The Indy Explains: How would the proposed Commission on School Finance work?
Nevada’s no stranger to commissions that act in an advisory capacity.
There’s the Commission on Minority Affairs, the Commission on Aging, the Commission on Nuclear Projects, the Commission on Educational Technology and the Commission on Ethics to name a few. Now, a new one could join that list if lawmakers pass SB543, which would revamp the state’s school funding formula and, in the process, establish a Commission on School Finance.
The proposed commission drew multiple questions during the bill’s first hearing Tuesday evening. Many of those inquiries revolved around the responsibilities and powers this body would have as it relates to K-12 education funding. On Saturday, members of the Senate Finance Committee advanced an amended version of SB543.
“I think that the intent is to be a technical committee, to provide technical guidance, to both the executive branch and the legislative branch — certainly not to usurp their power in any way, shape or form,” analyst Jeremy Aguero, who helped craft the legislation, told The Nevada Independent in an interview.
So what exactly is the role of the Commission on School Finance? Let’s take a look:
First of all, who would be on the commission?
The commission would consist of 11 members, all of whom would be appointed by either the governor or legislative leaders, according to the bill language. No members could be legislators.

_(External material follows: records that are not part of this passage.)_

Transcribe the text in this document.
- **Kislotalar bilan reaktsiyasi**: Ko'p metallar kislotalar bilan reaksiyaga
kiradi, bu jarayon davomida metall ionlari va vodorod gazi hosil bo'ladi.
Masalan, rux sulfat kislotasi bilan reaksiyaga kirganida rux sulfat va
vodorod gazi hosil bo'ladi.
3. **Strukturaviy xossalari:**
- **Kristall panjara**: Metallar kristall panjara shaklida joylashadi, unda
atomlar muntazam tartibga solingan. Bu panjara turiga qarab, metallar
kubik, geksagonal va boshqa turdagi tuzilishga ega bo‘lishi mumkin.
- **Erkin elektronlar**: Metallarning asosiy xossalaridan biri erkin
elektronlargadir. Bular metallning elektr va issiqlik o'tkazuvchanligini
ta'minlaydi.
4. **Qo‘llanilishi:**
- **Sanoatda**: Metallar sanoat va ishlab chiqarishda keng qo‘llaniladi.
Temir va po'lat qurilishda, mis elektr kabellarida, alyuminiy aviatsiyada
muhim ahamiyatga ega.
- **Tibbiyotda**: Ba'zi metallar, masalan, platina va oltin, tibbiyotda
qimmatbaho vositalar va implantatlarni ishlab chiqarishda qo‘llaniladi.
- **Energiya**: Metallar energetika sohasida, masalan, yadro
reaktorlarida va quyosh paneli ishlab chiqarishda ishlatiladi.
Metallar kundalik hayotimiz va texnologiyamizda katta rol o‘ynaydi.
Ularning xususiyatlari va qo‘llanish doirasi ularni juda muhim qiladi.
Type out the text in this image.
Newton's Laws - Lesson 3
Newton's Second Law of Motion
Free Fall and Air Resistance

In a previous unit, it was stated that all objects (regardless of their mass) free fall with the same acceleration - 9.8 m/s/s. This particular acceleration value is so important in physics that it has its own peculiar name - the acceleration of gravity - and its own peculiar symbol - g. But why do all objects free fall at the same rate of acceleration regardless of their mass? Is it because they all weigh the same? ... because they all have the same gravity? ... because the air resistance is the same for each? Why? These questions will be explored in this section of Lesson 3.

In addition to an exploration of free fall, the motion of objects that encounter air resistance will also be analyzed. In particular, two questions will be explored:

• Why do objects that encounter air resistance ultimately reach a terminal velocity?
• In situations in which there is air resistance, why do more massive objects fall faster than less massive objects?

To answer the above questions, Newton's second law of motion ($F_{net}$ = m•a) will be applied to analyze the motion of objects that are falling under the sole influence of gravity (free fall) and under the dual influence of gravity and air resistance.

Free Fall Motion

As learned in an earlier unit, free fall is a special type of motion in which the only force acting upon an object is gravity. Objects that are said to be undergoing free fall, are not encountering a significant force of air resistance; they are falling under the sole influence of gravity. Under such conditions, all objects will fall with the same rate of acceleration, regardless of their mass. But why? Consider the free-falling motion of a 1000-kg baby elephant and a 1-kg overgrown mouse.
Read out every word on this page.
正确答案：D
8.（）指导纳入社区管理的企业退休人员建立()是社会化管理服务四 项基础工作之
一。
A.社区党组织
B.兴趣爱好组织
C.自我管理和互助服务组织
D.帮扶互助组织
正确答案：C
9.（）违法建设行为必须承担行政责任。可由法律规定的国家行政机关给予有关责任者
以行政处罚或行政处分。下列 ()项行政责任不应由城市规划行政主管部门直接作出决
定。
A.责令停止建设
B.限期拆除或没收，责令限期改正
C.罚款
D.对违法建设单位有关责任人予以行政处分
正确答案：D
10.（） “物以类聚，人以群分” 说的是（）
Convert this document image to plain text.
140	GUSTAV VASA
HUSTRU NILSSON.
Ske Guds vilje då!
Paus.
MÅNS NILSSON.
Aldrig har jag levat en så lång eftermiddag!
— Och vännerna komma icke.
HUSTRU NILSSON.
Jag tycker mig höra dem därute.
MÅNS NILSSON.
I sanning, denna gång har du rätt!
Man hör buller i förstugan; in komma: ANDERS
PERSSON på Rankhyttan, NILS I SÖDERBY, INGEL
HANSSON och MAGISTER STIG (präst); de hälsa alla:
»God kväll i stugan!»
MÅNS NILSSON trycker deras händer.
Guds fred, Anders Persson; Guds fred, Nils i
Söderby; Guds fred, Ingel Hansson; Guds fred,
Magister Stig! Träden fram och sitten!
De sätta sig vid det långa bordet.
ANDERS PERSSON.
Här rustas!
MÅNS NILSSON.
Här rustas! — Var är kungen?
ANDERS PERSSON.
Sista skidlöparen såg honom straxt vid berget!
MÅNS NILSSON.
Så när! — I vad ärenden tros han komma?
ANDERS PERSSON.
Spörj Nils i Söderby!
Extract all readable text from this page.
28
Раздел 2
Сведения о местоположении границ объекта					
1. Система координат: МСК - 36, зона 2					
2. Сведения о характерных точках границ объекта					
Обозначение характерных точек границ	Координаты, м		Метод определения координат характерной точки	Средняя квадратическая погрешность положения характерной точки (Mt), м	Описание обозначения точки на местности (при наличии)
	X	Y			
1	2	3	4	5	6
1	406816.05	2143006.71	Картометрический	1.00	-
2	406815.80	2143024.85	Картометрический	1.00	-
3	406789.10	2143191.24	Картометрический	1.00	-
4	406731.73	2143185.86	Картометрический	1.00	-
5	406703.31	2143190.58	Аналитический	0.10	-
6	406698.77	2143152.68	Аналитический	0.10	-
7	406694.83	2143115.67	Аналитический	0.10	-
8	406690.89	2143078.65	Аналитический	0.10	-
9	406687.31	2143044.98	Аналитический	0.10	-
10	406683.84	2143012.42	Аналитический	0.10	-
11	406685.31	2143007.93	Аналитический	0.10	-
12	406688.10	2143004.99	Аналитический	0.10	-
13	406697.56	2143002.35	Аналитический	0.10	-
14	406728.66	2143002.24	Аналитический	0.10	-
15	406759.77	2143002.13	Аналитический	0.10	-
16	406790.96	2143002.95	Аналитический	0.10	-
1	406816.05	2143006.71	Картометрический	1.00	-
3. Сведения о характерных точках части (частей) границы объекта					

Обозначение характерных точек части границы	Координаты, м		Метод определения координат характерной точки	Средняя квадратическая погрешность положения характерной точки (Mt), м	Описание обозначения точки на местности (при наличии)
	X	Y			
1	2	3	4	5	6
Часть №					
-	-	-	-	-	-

Four members would be school district chief financial officers — two from districts with more than 40,000 students and two from districts with fewer students. All appointed commission members would need to be residents of Nevada and have relevant experience in public education and fiscal policy or school finance.
The goal is to fill the advisory body with technical experts, not political appointees or people representing special interests. A bill amendment reviewed Saturday addressed the makeup of the commission by barring people who have been lobbyists within the two previous years and requiring members to have a background in school finance, taxation or economics.
Commission members also must “generally reflect the geographic distribution of the state.”
What are the commission’s duties?
SB543 lays out a number of responsibilities, including guiding school districts and the Nevada Department of Education through the implementation of the new student-centered funding plan. It also gives the commission the responsibility of reviewing and recommending the statewide base per pupil funding, the adjusted base per pupil funding for school districts and the multipliers of weighted funding for various categories of students.
Additionally, the commission could recommend adding or eliminating a category of weighted funding.
“Recommend” is the key word in all of that. Those aren’t binding powers. The commission would bring its recommendations to the Legislative Committee on Education before ultimately sending them to the governor and Legislature.
But the commission does have the authority to make some determinations regarding cost adjustment factors (related to cost of living and cost of labor in various districts), additional funding for necessarily small schools, and equity adjustments for small districts.
In other words, the commission would decide some of the underlying calculations of the formula, but it would only recommend the base per-pupil and weighted funding amounts based on the available budget.
But what would the actual weights be?
SB543 proposes weighted funding for the following categories of students: those learning English as a second language (English language learners), those living in low-income households (at-risk), those who have a disability (special education) and those who are gifted and talented. So-called weighted funding would send extra state dollars to those students on top of the base per-pupil amount.
Last year, a consulting team that studied Nevada’s school finance system recommended weights of .50 for English language learners, .30 for at-risk students, 1.1 for special-education students and .05 for gifted and talented students. In practical terms, that means an English language learner would receive an additional 50 percent of the base per-pupil amount to help schools pay for the extra support he or she needs.
But fully implementing those weights would cost more than $1 billion — money the state doesn’t have right now. The bill doesn’t include specific weights or base funding targets, officials said, because including them but not being able to fund them could put the state in legal jeopardy.
Instead, those recommended weights are considered aspirational targets, which the state could move toward over time as funding levels increase. Per the proposed bill, weighted funding would never be lower than the prior year. The commission would monitor that as it recommends funding levels.
How soon would the Commission on School Finance form?
If SB543 passes the Legislature and is signed into law, the commission would be required to hold its first meeting on or before Oct. 1. There’s no set number of times the commission would meet each year, although the bill notes that the group should meet as many times “as necessary” to accomplish its tasks. It also would be subject to the Nevada Open Meeting Law.
Is any of this set in stone?
No. The bill could face more amendments during its journey, and those amendments could tweak aspects of the Commission on School Finance. For instance, one question that surfaced during the bill hearing last week was how to remove a commission member if need be. That’s an amendment under consideration.
Sen. Mo Denis, who chairs the Senate Education Committee and has spearheaded the funding formula overhaul, said he expects most amendments to be technical in nature.